Cordoba was once the capital of the Islamic Al-Andalus region. It was originally founded as a Roman colony in 152 BC, some traces of which can still be seen in the city. In 711 it fell to the Muslim invaders and in the centuries that followed it developed into the biggest city in Western Europe, drawing many Jewish, Muslim and Christian scholars. In 1236 Cordoba eventually fell to the Christian conquerers.
We had breakfast in the Occidental Hotel at half past 8.
Certainly nothing to write home about; the food was the least compelling we had so far. Grabbing a cab we made our way to the Mezquita, arriving in time to be one of the first visitors at 10 AM. The Mezquita is the highlight of Cordoba, a mosque build in several phases, beginning in 785. The Muslims built it on top of an old Visigothic church, using pillars they took from the Roman temples in the area. After the conquest the Christians tore the middle section down and built a cathedral right in the center of the mosque, converting the outer areas to Catholic shrines. I guess you can't gather any more sacrelidge in one building! But however questionable its history may be, the Mezquita is certainly one of the most impressive and bizar buidlings I've seen on my travels. And I've seen quite a few.
Approaching the original mosque from the peaceful Patio de los Naranjos (Courtyard of the Orange Trees), we found the entrance in one of the corners of the square.
Entering the building immediately takes your breath away since you're suddenly in the middle of a forest with 856 pillars (just imagine that before the cathedral was build there were 1293!). The mosque has dark and light areas, built in different eras and red-and-white-striped arches stretching as far as the eye can see.

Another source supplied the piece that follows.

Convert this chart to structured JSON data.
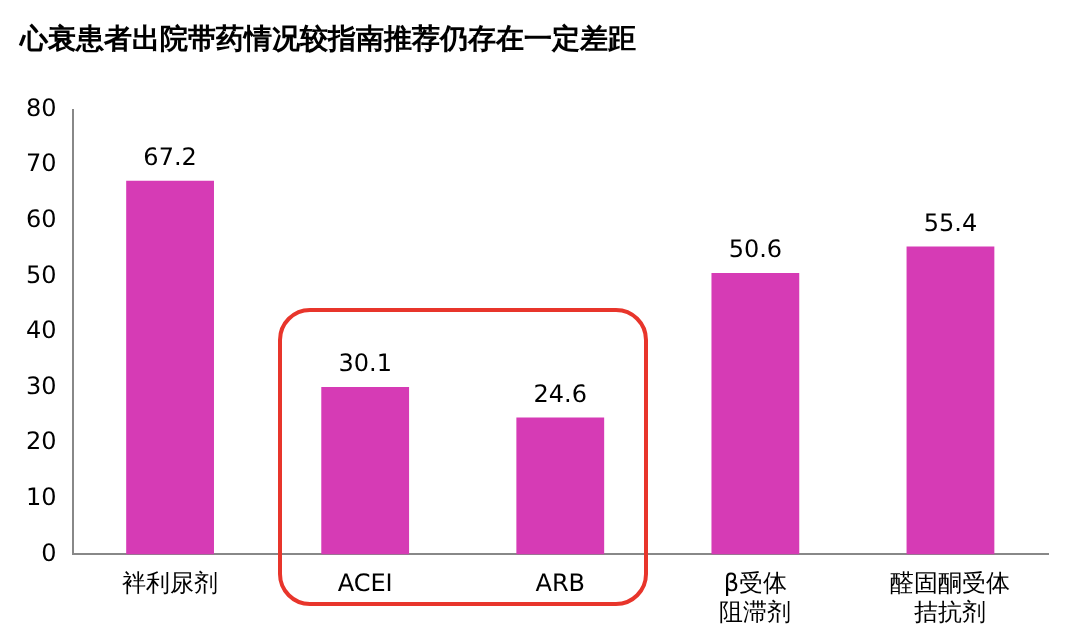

Wandering around the huge halls I was baffled by the combination of the Islamic pillars and arches and the Chritian shrines and chapels that were visible everywhere. At the back of the hall I found the 'maksura' (royal prayer enclosure) with its 'mihrab portal', decorated with 1600 kg of gold mosaic cubes. And when you've stared at this area in awe, turn around and walk back, the bizarness reaches its peak when you come across the cathedral in the middle of the hall. As if it had been planted there as some kind of weird joke. Nothing could ever have been so misplaced and as Carlos I said 'You have destroyed something that was unique in this world'. Then again, the construction of the church probably saved the mosque from being destroyed completely and the weird combination of Islam and Christianity in the building makes it all the more unique.
After walking around the columned hall of the Mezquita for an hour we proceeded to the Puenta Romana (roman bridge across the Guadalquivir river) and the 14th century tower Torre de la Calahorra beyond.
After walking back to the northern bank and walking around the Alcazar de los Reyes Christianos (Castle of the Christian Monarch), which unfortunately was closed today, we had a drink in a bar near the Mezquita at noon (a well deserved first cerveza) and after another stroll through the narrow streets of the Juderia (Jewish quarters) we sat down at the La Abaceria where we finally (!) ordered tapas for the first time during this vacation. We ordered some 12 small plates, but owning to some confusion with the two waiters we got some of them twice. Now, since we had a healthy apetite after todays walks we did not have any difficulty making these extra ones disappear as well, although the bill was a bit more hefty than initially planned. ;-)
Having seen all of Cordoba's main sights mom and dad decided to return to the hotel for a quiet afternoon.
Mark and I continued exploring the city. Well, exploring, make that sitting down at a terrace in the sun at Plaza de las Tendillas to sip cervezas and discuss the beautiful things in live (read: Spanish women passing by). After an hour or two Mark went to look for cigarets while I tried to upload some pictures and blogs in a cybercafe. Unfortunately all the USB ports were disabled.
After Mark and I dropped by a supermercado for supplies of water and Licor 43 we took a taxi back to the hotel at 18:30. As a relaxed evening out I had booked places at the Hammam Banos Arabes (Arabic bathhouse) at eight. Not really Mark's kinda thing, he decided to go walking instead while the three of us headed back to the city, arriving in time for the 8 PM bathing session. The Hammam consisted of 2 small cold baths, one big warm bath, 2 small hot baths and a Turkish steam cabin. After all the driving, walking and watching of the last days it was excellent to be able to relax for an hour or two.
But the highlight was without a doubt the aromatheraphy massage I had booked for the three of us. There's only one word for being rubbed with lemon oil (my personal choice) and squeezed by a professional female massage specialist: heavenly! I need to find myself one of those at home. ;-)
After the bathing session we had a cup of tea at the Arabic teahouse next door and to the initial horror of my parents I ordered myself a sheesha to go with my mint tea. As if he had sensed I was up to something, Mark called on the phone to ask where we were. A couple of minutes later he walked in and gladly joined the sheesha and tea.
So, to sum it all up .
.. this day had a stunning building, delicious tapas, beers in the sun and an excellent massage and sheesha as the icing on the cake. It doesn't get any better than this. As you can imagine I went to sleep a very happy man this night.